Citazione difficile da cogliere, questa. Non è seria, né impegnativa ed è del 1967. Sto parlando de Il libro della giungla, lungometraggio Disney, che propone una canzone (ovviamente riadattata in italiano) che offre quelle parole.

Trovare una relazione tra questo e i Cleveland Indians potrebbe essere complicato, ma in fondo la squadra guidata da Terry Francona non sta facendo nient’altro che “quel tanto che ti basta per campar”: un record di 20 partite vinte e 20 perse, ma la leadership della AL Central detenuta ormai da tempo, davanti a quattro avversarie con record più o meno negativi.

Al momento, infatti, la squadra dell’Ohio possiede una partita e mezza di vantaggio su Minnesota (17-20) e due sui Detroit Tigers (18-22), mentre sono più staccate Kansas City (13-28) e Chicago White Sox (10-27), due delle tre peggiori squadre della MLB insieme a Baltimore.

Ma a cosa si deve tale regresso di un team che nel 2017 ha vinto la bellezza di 102 partite e nel 2016 andava a giocarsi le World Series, perse nell’epica settima partita contro i Cubs?

La rotazione dei partenti è ancora il punto di forza della squadra,almeno per 4/5: i vari Kluber, Carrasco, Clevinger e Bauer viaggiano tutti con ERA inferiore a 3.66 (Carrasco il “peggiore” dei quattro), mentre i problemi di Josh Tomlin (8.06 ERA, 13 HR subiti) hanno portato Francona a viaggiare nell’ultima settimana con una rotazione a 4 partenti, sperando che il prodotto di Texas Tech trovi stabilità dopo una pausa di una decina di giorni.
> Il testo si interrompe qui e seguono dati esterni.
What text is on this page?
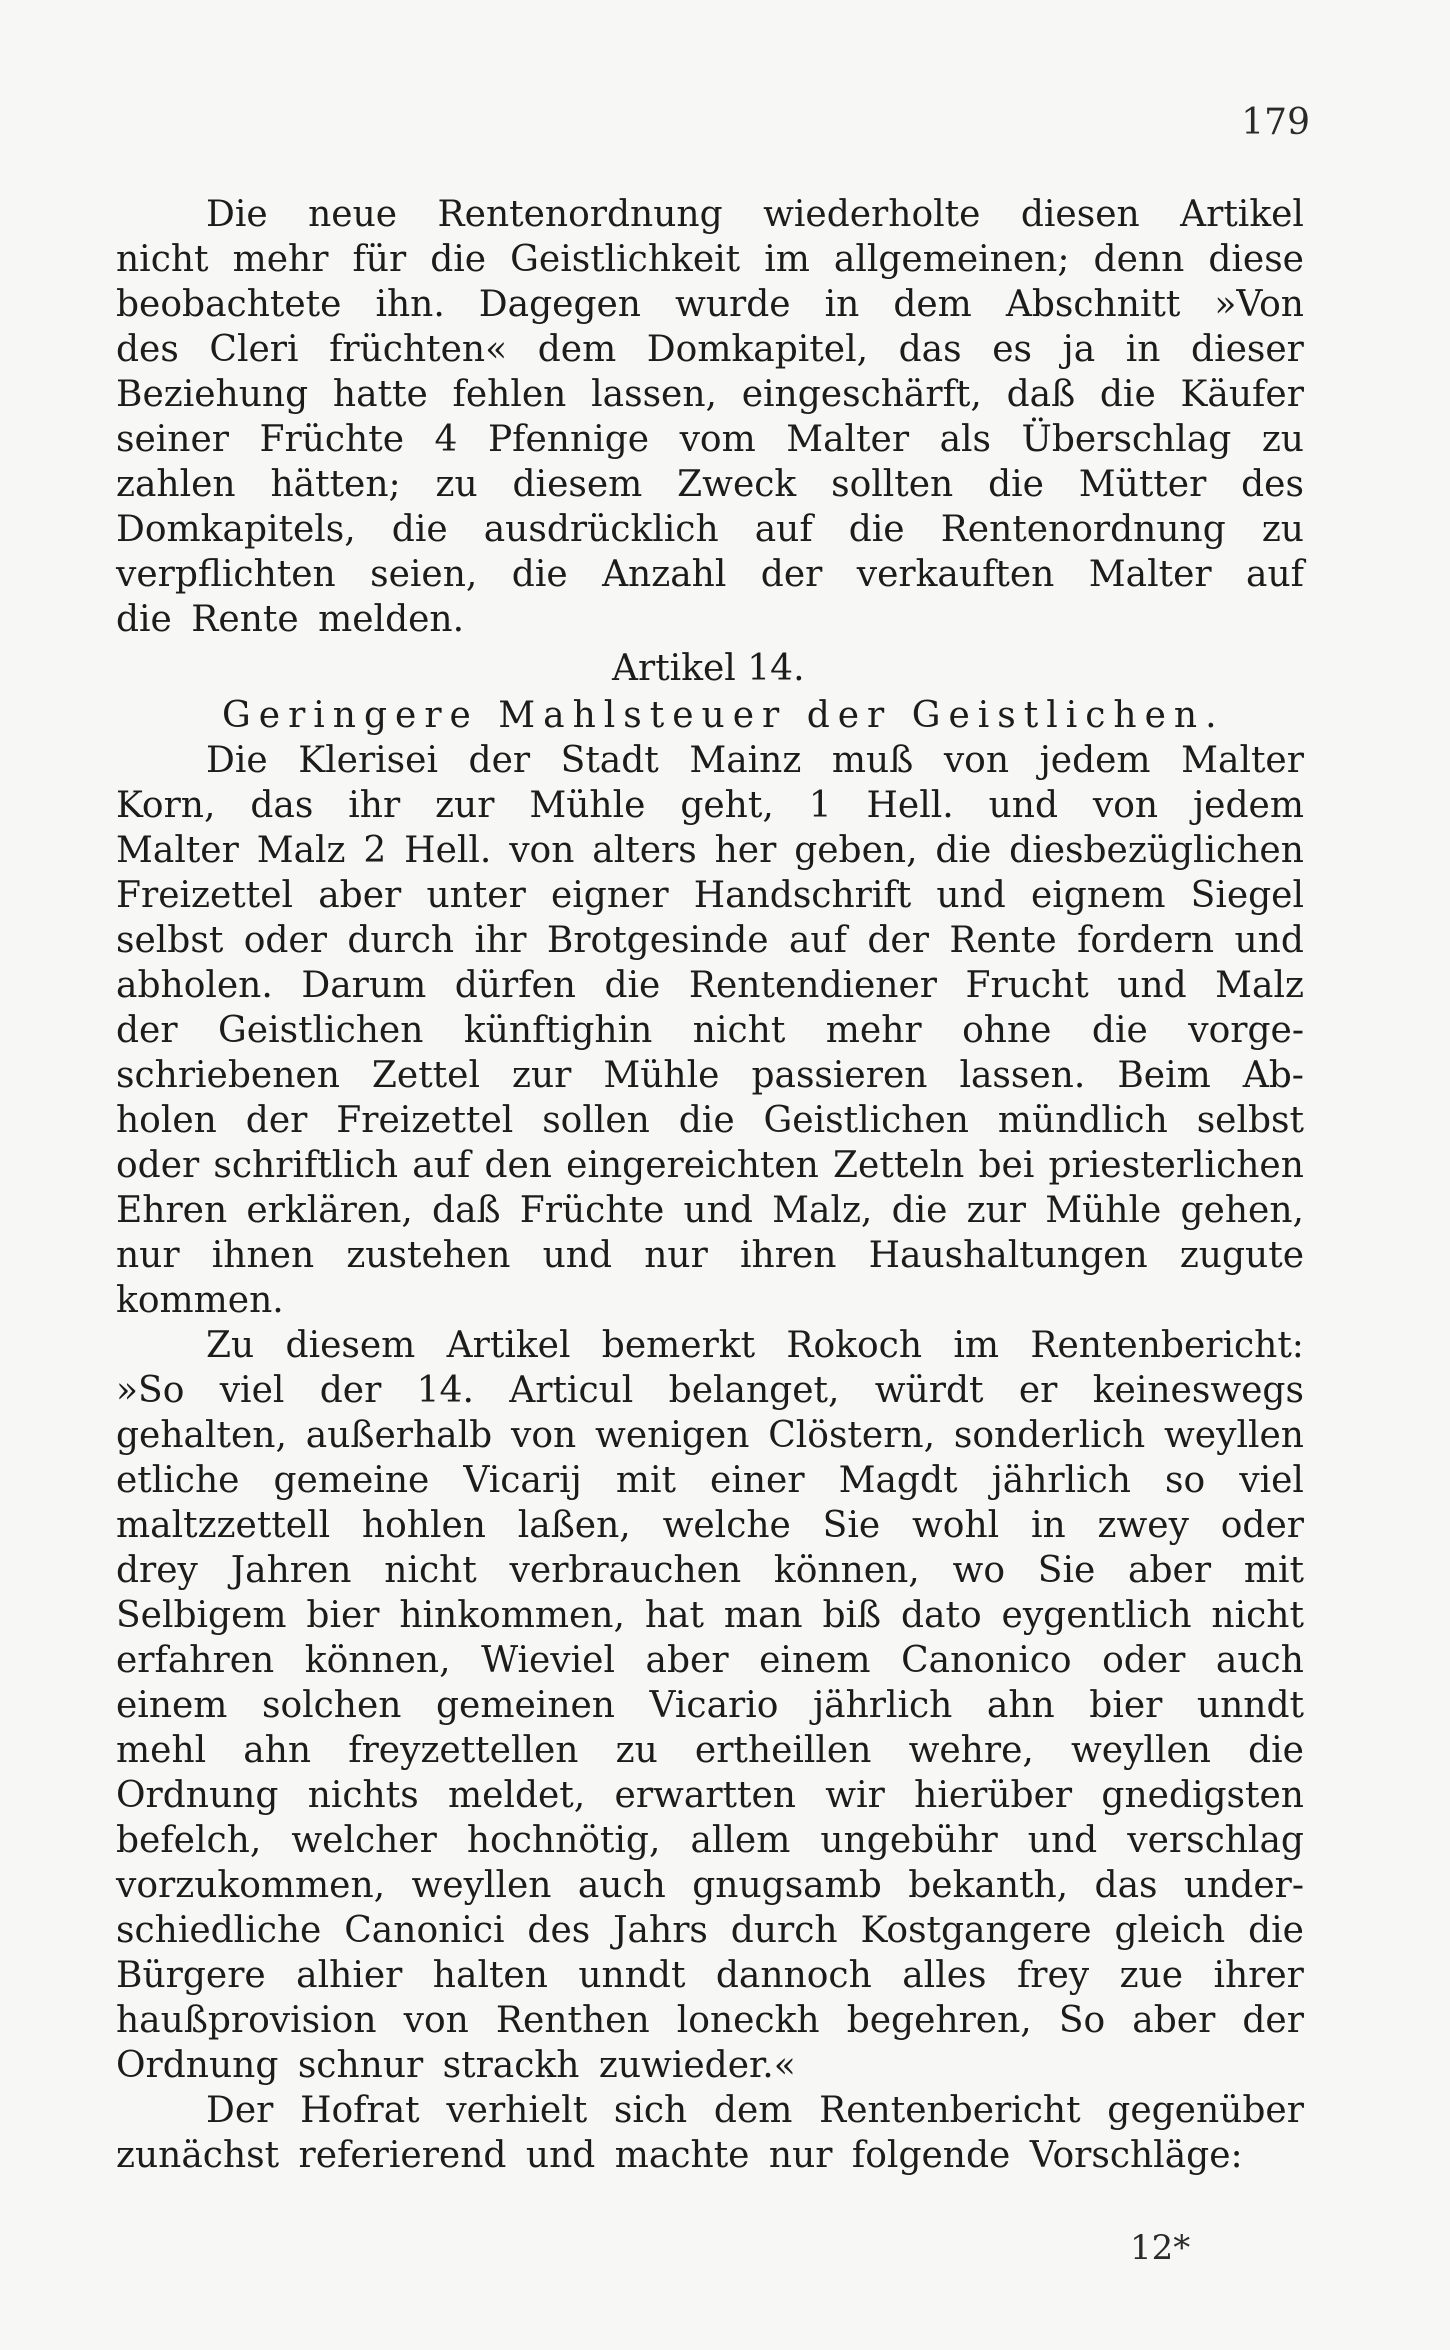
179
Die neue Rentenordnung wiederholte diesen Artikel
nicht mehr für die Geistlichkeit im allgemeinen; denn diese
beobachtete ihn. Dagegen wurde in dem Abschnitt »Von
des Cleri früchten« dem Domkapitel, das es ja in dieser
Beziehung hatte fehlen lassen, eingeschärft, daß die Käufer
seiner Früchte 4 Pfennige vom Malter als Überschlag zu
zahlen hätten; zu diesem Zweck sollten die Mütter des
Domkapitels, die ausdrücklich auf die Rentenordnung zu
verpflichten seien, die Anzahl der verkauften Malter auf
die Rente melden.
Artikel 14.
Geringere Mahlsteuer der Geistlichen.
Die Klerisei der Stadt Mainz muß von jedem Malter
Korn, das ihr zur Mühle geht, 1 Hell. und von jedem
Malter Malz 2 Hell. von alters her geben, die diesbezüglichen
Freizettel aber unter eigner Handschrift und eignem Siegel
selbst oder durch ihr Brotgesinde auf der Rente fordern und
abholen. Darum dürfen die Rentendiener Frucht und Malz
der Geistlichen künftighin nicht mehr ohne die vorge-
schriebenen Zettel zur Mühle passieren lassen. Beim Ab-
holen der Freizettel sollen die Geistlichen mündlich selbst
oder schriftlich auf den eingereichten Zetteln bei priesterlichen
Ehren erklären, daß Früchte und Malz, die zur Mühle gehen,
nur ihnen zustehen und nur ihren Haushaltungen zugute
kommen.
Zu diesem Artikel bemerkt Rokoch im Rentenbericht:
»So viel der 14. Articul belanget, würdt er keineswegs
gehalten, außerhalb von wenigen Clöstern, sonderlich weyllen
etliche gemeine Vicarij mit einer Magdt jährlich so viel
maltzzettell hohlen laßen, welche Sie wohl in zwey oder
drey Jahren nicht verbrauchen können, wo Sie aber mit
Selbigem bier hinkommen, hat man biß dato eygentlich nicht
erfahren können, Wieviel aber einem Canonico oder auch
einem solchen gemeinen Vicario jährlich ahn bier unndt
mehl ahn freyzettellen zu ertheillen wehre, weyllen die
Ordnung nichts meldet, erwartten wir hierüber gnedigsten
befelch, welcher hochnötig, allem ungebühr und verschlag
vorzukommen, weyllen auch gnugsamb bekanth, das under-
schiedliche Canonici des Jahrs durch Kostgangere gleich die
Bürgere alhier halten unndt dannoch alles frey zue ihrer
haußprovision von Renthen loneckh begehren, So aber der
Ordnung schnur strackh zuwieder.«
Der Hofrat verhielt sich dem Rentenbericht gegenüber
zunächst referierend und machte nur folgende Vorschläge:
12*
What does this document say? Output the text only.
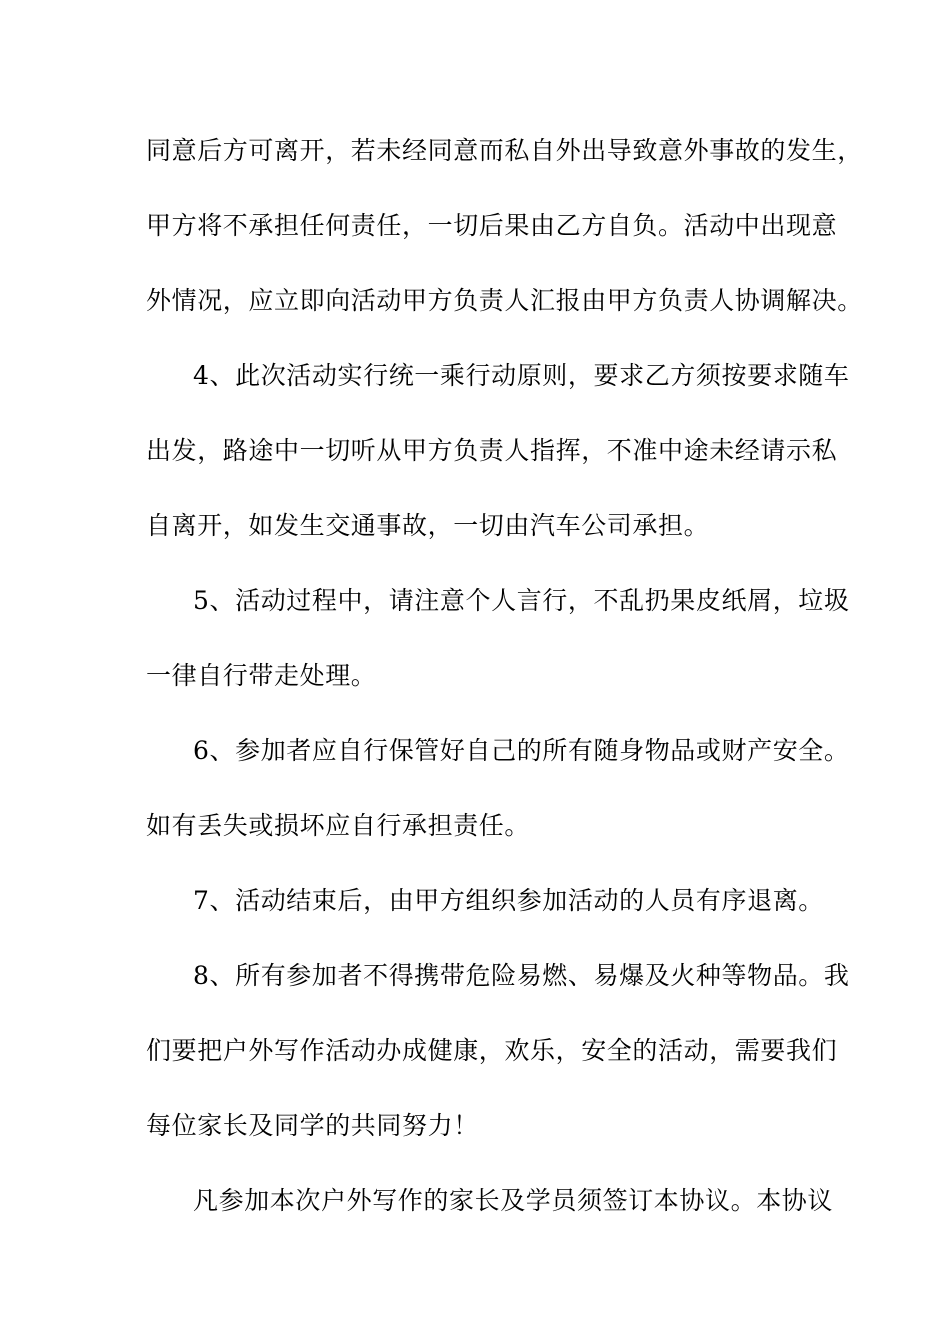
同意后方可离开，若未经同意而私自外出导致意外事故的发生，
甲方将不承担任何责任，一切后果由乙方自负。活动中出现意
外情况，应立即向活动甲方负责人汇报由甲方负责人协调解决。
4、此次活动实行统一乘行动原则，要求乙方须按要求随车
出发，路途中一切听从甲方负责人指挥，不准中途未经请示私
自离开，如发生交通事故，一切由汽车公司承担。
5、活动过程中，请注意个人言行，不乱扔果皮纸屑，垃圾
一律自行带走处理。
6、参加者应自行保管好自己的所有随身物品或财产安全。
如有丢失或损坏应自行承担责任。
7、活动结束后，由甲方组织参加活动的人员有序退离。
8、所有参加者不得携带危险易燃、易爆及火种等物品。我
们要把户外写作活动办成健康，欢乐，安全的活动，需要我们
每位家长及同学的共同努力！
凡参加本次户外写作的家长及学员须签订本协议。本协议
Un grosso problema riguarda il bullpen: se nella scorsa stagione 8 dei 10 rilievi più utilizzati viaggiavano a meno di 3.52 di ERA e due appena sotto i 5.00, quest’anno i dati sono ben peggiori, con solamente due lanciatori (Cody Allen ed Andrew Miller) tra i sette con almeno 10 IP a viaggiare sotto i 4.00 di ERA, mentre gli altri stanno tra i 5.06 di Matt Belisle e i 7.47 di Zach McAllister. Per dire, quest’ultimo nel 2017 aveva mantenuto una ERA di 2.61 in 50 apparizioni. Non a caso, il record del bullpen nella sua totalità è di 3-8.

Parlando invece di battitori, il trend è particolare: la media battuta rispetto al 2017 è in calo (.246 contro .263), così come la OBP (.315 a .339), ma il numero di home run battuti è aumentato a dismisura, tanto che la squadra è salita dal quindicesimo al primo posto in MLB in questo settore: gli Indians, quindi, battono molto meno ma con molta più potenza, e ciò si riflette in una diminuzione dei punti segnati (da 5.04 a 4.82).

I due casi più lampanti di questo trend sono Yonder Alonso ed Edwin Encarnacion: entrambi hanno già messo a segno 9 HR ma viaggiano appena sotto la famosa Mendoza line, con medie battuta rispettivamente di .216 e .204. Gli altri due bombardieri, invece, il terza base Jose Ramirez (13 HR) e Francisco Lindor (12), ci associano anche una ottima AVG, unitamente al rinato -e finalmente sano dopo anni di infortuni- Michael Bradley.

Tirando le somme di tutta questa trafila di numeri, si evince che Cleveland ha certamente dei problemi, ma ha anche la grande di fortuna di poterli risolvere lavorandoci senza l’assillo della classifica, grazie ad una division non particolarmente competitiva (ad essere gentili): per fare un esempio, i Toronto Blue Jays (21-20) hanno un record migliore degli Indians, ma distano già 7.5 partite dai leader della loro division, gli Yankees, e 7 dai Red Sox.

Non ci si deve, quindi, fare il sangue amaro, in quanto i difetti non sono strutturali e, soprattutto, correggibili: la sensazione è che manchi poco per infilare un filotto di vittorie e così “i tuoi malanni puoi dimenticar“.